ABB Ltd, the Swiss maker of factory robots and power transmission gear, agreed to buy Baldor Electric Co for about $3.1 billion in cash to expand in the North American market for industrial motors and drives.
Shareholders of Fort Smith, Arkansas-based Baldor will receive $63.5 a share, ABB said in a statement today. That’s 41 per cent higher than Baldor’s closing price of $45.11 yesterday. The deal, in which ABB will also assume an additional $1.1 billion in debt, is expected to close in the first quarter.

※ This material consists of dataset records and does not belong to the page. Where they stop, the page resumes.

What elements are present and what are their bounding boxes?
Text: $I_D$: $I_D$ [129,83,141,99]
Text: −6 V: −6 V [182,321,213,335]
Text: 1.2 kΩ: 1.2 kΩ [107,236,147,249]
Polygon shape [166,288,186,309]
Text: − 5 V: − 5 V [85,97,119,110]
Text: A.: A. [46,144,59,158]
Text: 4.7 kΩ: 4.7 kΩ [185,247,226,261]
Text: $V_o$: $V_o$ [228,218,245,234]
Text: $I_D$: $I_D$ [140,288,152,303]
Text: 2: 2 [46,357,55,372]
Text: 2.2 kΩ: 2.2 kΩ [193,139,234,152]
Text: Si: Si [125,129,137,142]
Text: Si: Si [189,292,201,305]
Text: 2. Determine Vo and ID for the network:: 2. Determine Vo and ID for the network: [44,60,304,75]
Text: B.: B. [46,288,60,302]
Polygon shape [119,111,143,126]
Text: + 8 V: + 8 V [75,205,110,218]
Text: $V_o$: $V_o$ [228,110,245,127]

Chief Executive Officer Joe Hogan has increased the pace of acquisitions as he puts Zurich-based ABB’s $5.3 billion in net cash to use. He purchased software maker Ventyx Inc for more than $1 billion this year, and made an offer for Chloride Group Plc, only to be outbid by Emerson Electric Co. Hogan said today he still has excess cash and will continue to seek deals.
“We see significant potential for ABB to use Baldor distribution to expand its drives business in the US, as well as a more general build out of its discrete automation business,” said Goldman Sachs Group analysts led by Tim Rothery in a note to clients today.
Cost cuts
ABB rose as much as 0.17 Swiss francs, or 0.8 per cent, to 19.69 francs, and traded at 19.57 francs as of 12.22 pm in Zurich. The stock has lost 1.9 per cent in value this year.
Hogan is close to completing a $3 billion cost-cutting programme, and ABB said today that integrating Baldor will generate more than $100 million in initial annual savings.